Sugar Association seeks countersuit dismissal
Oct. 31, 2012
by Jeff Gelski
WASHINGTON – The Sugar Association and the Corn Refiners Association both are arguing for their free speech rights in a lawsuit and countersuit in which they are adversaries.
The Sugar Association, Washington, on Oct. 29 filed a motion in a U.S. district court in Los Angeles to dismiss a countersuit made by four manufacturers of high-fructose corn syrup. The countersuit filed Sept. 7 alleges The Sugar Association is deceiving consumers into believing that processed sugar is safer and more healthful than HFCS. The four manufacturers — Archer Daniels Midland Co., Cargill, Ingredion Inc. and Tate & Lyle Ingredients Americas, Inc. — are all member companies of the Washington-based Corn Refiners Association.
The Sugar Association said its information on HFCS is non-commercial speech while a program from the Corn Refiners Association is commercial speech.
“The Sugar Association has been targeted by ADM, Cargill and the other corn processors for exercising a cherished right — free speech, which is at the core of the First Amendment,” said Adam Fox, co-lead attorney of the firm Squire Sanders. “As our motion notes, The Sugar Association did not commission any paid advertising. It hired no actors, directors or cameramen. It purchased no television commercials or spreads in newspapers or magazines. It made no presentations at trade shows, in webinars or in the boardrooms of any of its members’ customers. It did not even write or call them.
“It is outrageous that these companies are seeking to stifle a legitimate public discussion about HFCS, particularly because they previously said that stopping their own multimillion dollar commercial advertising would be a form of censorship.”
Audrae Erickson, president of the Corn Refiners Association, on Oct. 30 said, “It is remarkable that The Sugar Association has suddenly stumbled upon the principle of free speech, given how hard they have tried to censor our consumer education program.
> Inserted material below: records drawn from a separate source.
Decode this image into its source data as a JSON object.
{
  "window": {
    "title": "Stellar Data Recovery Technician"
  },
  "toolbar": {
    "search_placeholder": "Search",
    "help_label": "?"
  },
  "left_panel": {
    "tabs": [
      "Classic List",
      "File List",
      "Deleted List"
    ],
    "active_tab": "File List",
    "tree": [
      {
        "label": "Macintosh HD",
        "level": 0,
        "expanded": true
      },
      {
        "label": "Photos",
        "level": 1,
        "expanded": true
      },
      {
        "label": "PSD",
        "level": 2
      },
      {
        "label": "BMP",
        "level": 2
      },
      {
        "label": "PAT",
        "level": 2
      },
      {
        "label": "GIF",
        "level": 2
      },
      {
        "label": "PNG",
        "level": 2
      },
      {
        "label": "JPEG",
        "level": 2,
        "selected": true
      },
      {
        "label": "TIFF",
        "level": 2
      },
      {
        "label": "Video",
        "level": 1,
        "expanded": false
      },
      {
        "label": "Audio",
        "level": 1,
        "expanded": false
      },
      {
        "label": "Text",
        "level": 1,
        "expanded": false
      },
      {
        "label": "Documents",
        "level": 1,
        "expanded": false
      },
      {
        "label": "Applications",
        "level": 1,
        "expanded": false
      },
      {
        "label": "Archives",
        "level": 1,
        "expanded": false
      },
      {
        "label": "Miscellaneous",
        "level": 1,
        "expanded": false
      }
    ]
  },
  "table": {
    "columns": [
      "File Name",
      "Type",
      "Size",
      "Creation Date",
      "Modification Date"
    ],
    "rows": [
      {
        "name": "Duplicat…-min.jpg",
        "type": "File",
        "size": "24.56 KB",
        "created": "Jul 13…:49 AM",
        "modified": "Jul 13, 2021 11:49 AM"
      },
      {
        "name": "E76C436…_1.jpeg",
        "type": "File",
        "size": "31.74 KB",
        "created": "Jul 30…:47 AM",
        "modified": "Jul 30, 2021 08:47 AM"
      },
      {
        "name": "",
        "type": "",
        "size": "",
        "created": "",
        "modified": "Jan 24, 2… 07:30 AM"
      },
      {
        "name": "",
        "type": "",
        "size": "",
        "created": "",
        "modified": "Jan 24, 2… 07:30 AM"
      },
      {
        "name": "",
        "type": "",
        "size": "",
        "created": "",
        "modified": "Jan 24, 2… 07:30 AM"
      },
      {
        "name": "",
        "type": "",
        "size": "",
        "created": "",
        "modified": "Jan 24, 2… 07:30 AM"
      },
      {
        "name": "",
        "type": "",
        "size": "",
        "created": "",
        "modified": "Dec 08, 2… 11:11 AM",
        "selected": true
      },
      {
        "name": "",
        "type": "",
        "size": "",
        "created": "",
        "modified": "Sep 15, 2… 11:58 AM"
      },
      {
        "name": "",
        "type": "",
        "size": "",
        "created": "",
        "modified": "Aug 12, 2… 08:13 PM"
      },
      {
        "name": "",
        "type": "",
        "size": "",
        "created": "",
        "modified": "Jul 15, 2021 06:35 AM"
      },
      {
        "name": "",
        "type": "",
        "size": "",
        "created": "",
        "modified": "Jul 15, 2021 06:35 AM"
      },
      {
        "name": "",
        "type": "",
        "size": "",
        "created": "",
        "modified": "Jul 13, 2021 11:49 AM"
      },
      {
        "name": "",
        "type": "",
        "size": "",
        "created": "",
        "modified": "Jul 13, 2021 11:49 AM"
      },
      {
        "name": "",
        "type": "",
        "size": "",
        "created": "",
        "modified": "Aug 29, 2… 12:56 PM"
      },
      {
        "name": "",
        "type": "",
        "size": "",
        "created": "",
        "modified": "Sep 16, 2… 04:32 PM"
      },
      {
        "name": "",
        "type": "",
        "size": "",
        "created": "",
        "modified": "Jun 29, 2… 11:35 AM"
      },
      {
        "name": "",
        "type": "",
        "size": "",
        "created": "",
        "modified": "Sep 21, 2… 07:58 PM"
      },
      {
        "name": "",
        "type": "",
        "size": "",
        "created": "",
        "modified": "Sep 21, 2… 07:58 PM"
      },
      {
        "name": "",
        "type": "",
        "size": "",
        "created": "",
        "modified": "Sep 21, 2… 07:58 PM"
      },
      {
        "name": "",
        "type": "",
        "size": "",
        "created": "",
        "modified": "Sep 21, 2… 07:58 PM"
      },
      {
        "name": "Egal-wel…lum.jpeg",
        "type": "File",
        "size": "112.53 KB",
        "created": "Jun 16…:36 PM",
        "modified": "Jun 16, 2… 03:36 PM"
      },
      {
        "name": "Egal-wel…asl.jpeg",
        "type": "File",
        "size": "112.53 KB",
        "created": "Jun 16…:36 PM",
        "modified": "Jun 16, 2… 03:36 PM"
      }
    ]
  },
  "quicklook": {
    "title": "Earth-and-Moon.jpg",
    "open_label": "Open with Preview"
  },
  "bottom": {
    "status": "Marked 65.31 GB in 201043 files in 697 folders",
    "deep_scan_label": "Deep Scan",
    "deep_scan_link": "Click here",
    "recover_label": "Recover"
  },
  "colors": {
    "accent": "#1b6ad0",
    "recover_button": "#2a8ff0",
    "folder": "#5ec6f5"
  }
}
Perhaps their new found belief in freedom of speech will motivate them to drop their self-serving lawsuit to silence our efforts to educate the public about high-fructose corn syrup.”
The origins of the countersuit date to a lawsuit filed on April 22, 2011, by The Sugar Association and other sugar growers. The still-pending original lawsuit said the C.R.A. claim that HFCS is corn sugar is false and misleading. The Sugar Association and sugar growers cited Internet advertising, exhibitions at professional organizations, television commercials, print advertisements and the web site www.sweetsurprise.com.
The Food and Drug Administration on May 30, 2012, denied a C.R.A. petition that corn sugar be allowed as a common or usual name for HFCS. Since then, the C.R.A. has stopped referring to HFCS as corn sugar.
The countersuit from the HFCS manufacturers cites news releases and other information from The Sugar Association that criticize HFCS. For example, in the January 2012 issue of the Sugar Association’s “The Sugar Packet,” John McElligott, M.D., a Fellow of the American College of Physicians, said he agreed that HFCS was the “crack cocaine” of all sweeteners.
The Sugar Association in its Oct. 29, 2012, filing said the countersuit is premised on two articles originally posted by a medical doctor and a consumer group as well as press releases, web site posts and an opinion-editorial article. The Sugar Association in its Oct. 29 filing also addressed C.R.A. countersuit claims that The Sugar Association has funded groups that criticize HFCS.
“The corn refiners make numerous allegations — many on information and belief — about the role of plaintiffs other than The Sugar Association but name none of them as counterclaim defendants,” The Sugar Association said in its filing. “They also launch a vague and spurious attack on non-party Citizens for Health, a consumer rights group, and intimate something nefarious about its past relationship with The Sugar Association, but make no specific charges against the group.”
After the HFCS manufacturers filed the countersuit, a Sept. 18 Bloomberg article said The Sugar Association gave $300,000 to Citizens for Health, a Washington-based nonprofit organization. The November/December issue of Mother Jones also includes a story about the sugar industry funding other groups.
Ms. Erickson on Oct. 30 said, “What these recent news reports confirm is The Sugar Association and its members have spent huge amounts of money to buy the support of consumer front groups to attack high-fructose corn syrup and other sweeteners.”